Enrique Dehaerne et al. [9] analyzed 37 publications
sourced from the arXiv and IEEE Xplore databases, which were based on
projects in which ML models were trained on programming language data to
produce code. They identified three main paradigms of code generation:
description-to-code, code-to-description, and code-to-code. These papers
primarily focused on ML applications such as generating code from
natural language descriptions, documentation generation, and automatic
program repair. Commonly used ML models for these research projects
include recurrent neural networks, transformers, and convolutional
neural networks, along with various other neural network architectures
and non-neural techniques. Comparisons of model types, tokenizers, data
volume and quality, and evaluation methods for synthesized code were
also discussed in this review.

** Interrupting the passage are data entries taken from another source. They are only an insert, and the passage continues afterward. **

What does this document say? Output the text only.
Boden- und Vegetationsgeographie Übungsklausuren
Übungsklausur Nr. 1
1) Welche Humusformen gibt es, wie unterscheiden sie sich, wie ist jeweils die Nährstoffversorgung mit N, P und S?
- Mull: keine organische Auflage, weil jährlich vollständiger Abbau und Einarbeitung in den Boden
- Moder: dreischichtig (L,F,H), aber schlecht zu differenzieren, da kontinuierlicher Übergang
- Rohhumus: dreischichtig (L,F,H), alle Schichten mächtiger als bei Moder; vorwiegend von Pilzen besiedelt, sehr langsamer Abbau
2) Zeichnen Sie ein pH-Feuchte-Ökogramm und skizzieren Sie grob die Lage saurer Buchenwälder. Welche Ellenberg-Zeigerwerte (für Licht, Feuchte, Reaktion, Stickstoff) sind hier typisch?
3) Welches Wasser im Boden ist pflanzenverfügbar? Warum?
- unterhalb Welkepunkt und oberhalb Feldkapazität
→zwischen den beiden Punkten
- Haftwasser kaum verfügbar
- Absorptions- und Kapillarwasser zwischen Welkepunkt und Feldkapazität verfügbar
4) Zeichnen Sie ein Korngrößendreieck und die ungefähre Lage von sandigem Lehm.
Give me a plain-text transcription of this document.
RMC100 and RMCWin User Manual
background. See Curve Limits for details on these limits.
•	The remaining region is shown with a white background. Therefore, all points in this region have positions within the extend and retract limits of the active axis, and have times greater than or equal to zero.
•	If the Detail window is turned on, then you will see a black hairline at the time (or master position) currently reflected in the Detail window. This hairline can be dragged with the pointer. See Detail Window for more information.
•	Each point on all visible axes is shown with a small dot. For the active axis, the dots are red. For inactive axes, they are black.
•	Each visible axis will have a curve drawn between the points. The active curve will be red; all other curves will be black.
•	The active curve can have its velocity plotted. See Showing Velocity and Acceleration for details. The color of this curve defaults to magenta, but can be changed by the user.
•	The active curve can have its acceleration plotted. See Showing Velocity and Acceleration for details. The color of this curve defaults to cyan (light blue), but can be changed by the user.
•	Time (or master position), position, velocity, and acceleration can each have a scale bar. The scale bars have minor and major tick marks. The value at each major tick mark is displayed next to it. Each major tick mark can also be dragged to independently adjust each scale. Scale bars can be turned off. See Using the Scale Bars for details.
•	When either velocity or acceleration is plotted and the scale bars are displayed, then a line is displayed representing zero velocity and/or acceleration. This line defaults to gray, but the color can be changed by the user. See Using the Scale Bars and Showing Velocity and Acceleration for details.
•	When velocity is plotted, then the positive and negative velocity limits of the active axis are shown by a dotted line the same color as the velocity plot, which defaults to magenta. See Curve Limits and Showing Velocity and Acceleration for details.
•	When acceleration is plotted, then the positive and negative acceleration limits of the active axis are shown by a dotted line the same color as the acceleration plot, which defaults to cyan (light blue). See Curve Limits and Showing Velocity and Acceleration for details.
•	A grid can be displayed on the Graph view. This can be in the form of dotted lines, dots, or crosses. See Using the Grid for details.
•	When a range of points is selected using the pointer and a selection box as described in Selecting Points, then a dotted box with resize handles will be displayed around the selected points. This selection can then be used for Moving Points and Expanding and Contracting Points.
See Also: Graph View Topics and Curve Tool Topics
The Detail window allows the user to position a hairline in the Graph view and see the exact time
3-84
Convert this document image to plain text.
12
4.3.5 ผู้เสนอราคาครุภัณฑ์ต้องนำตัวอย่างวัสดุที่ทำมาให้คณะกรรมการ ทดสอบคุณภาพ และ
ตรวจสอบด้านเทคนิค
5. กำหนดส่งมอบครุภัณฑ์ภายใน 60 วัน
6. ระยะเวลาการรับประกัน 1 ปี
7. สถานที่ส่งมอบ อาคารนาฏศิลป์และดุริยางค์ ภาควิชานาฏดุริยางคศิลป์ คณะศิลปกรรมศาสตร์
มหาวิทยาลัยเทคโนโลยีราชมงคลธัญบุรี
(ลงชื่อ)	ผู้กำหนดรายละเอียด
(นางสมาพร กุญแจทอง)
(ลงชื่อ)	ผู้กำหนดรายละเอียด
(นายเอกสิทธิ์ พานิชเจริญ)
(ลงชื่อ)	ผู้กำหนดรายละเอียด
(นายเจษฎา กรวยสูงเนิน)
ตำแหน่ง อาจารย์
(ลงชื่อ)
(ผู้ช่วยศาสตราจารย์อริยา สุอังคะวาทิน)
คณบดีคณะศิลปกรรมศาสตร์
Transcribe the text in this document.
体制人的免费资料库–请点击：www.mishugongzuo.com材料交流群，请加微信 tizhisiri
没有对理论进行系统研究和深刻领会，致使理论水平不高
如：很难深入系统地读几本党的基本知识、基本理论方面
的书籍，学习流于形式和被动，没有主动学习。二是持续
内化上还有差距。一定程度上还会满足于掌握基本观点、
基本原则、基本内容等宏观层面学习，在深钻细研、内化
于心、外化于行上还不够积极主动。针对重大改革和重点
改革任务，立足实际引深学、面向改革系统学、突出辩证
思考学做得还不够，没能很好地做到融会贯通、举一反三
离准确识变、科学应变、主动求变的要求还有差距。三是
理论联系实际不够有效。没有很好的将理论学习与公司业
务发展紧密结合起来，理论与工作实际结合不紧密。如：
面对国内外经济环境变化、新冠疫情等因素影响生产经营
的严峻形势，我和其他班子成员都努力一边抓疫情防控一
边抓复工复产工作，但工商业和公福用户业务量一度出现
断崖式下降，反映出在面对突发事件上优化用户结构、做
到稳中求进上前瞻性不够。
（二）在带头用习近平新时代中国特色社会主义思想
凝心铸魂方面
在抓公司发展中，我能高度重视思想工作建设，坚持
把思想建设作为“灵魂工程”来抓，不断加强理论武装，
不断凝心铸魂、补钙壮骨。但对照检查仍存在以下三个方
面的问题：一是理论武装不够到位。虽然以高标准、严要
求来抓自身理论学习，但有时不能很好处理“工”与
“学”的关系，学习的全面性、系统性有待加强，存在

Presently, researchers are focused on
generating code from requirement documents; however, existing methods
often struggle with requirements that demand intricate problem-solving
abilities. Zejie Liu et al. [10] introduced a novel method
for generating source code from flowcharts along with textual
descriptions. The researchers manually curated a benchmark dataset
comprising 320 flowcharts paired with their source codes. Adapting
existing approaches to this new task has its challenges due to the
distinctive nature of flowcharts containing various elements and the
multiple connections between nodes within them. To address these
challenges, The researchers have proposed a two-stage code generation
model. In the first stage, a structure recognition algorithm is used to
translate the flowchart into pseudo code. In the second stage, a code
generation model converts the pseudo-code into executable code. To
ensure a comprehensive understanding of algorithms, it is necessary to
devise methods for generating corresponding text descriptions. The study
conducted by Sagarika Ghosh et al. [11] aligns algorithms
in various forms, such as pseudocode and hand-drawn flowcharts, with
textual explanation. The researchers proposed rules for generating
pseudocode from hand-drawn flowcharts and a transfer learning method
based on S-DistilBERT to find the similarity score between different
forms of algorithms and their text descriptions. Block and line
identification, along with OCR were used to generate pseudo codes from
hand-drawn flowcharts. Experimental results indicate an 85% success
rate in generating equivalent pseudocode. Their fine-tuned S-DistilBERT
model achieved accuracies of 75.59% for matching existing pseudocode
and 74.57% for generated pseudocode with their corresponding textual
descriptions. The rules devised by the researchers have been found to be
suitable only for non-recursive flowcharts. In the research done byXiang-Hu Wu et al. [12 ], they proposed a structure
identification algorithm for structured flowcharts, verified for
correctness using enumeration iteration. An automatic code generation
algorithm was also introduced, which was validated through enumeration
iteration. Finally, an integrated development platform was developed
utilizing these algorithms, and incorporating flowchart modeling, code
automatic generation, and support for
CDT\GCC\GDB. The effectiveness of the
proposed algorithms were evaluated through practical implementation.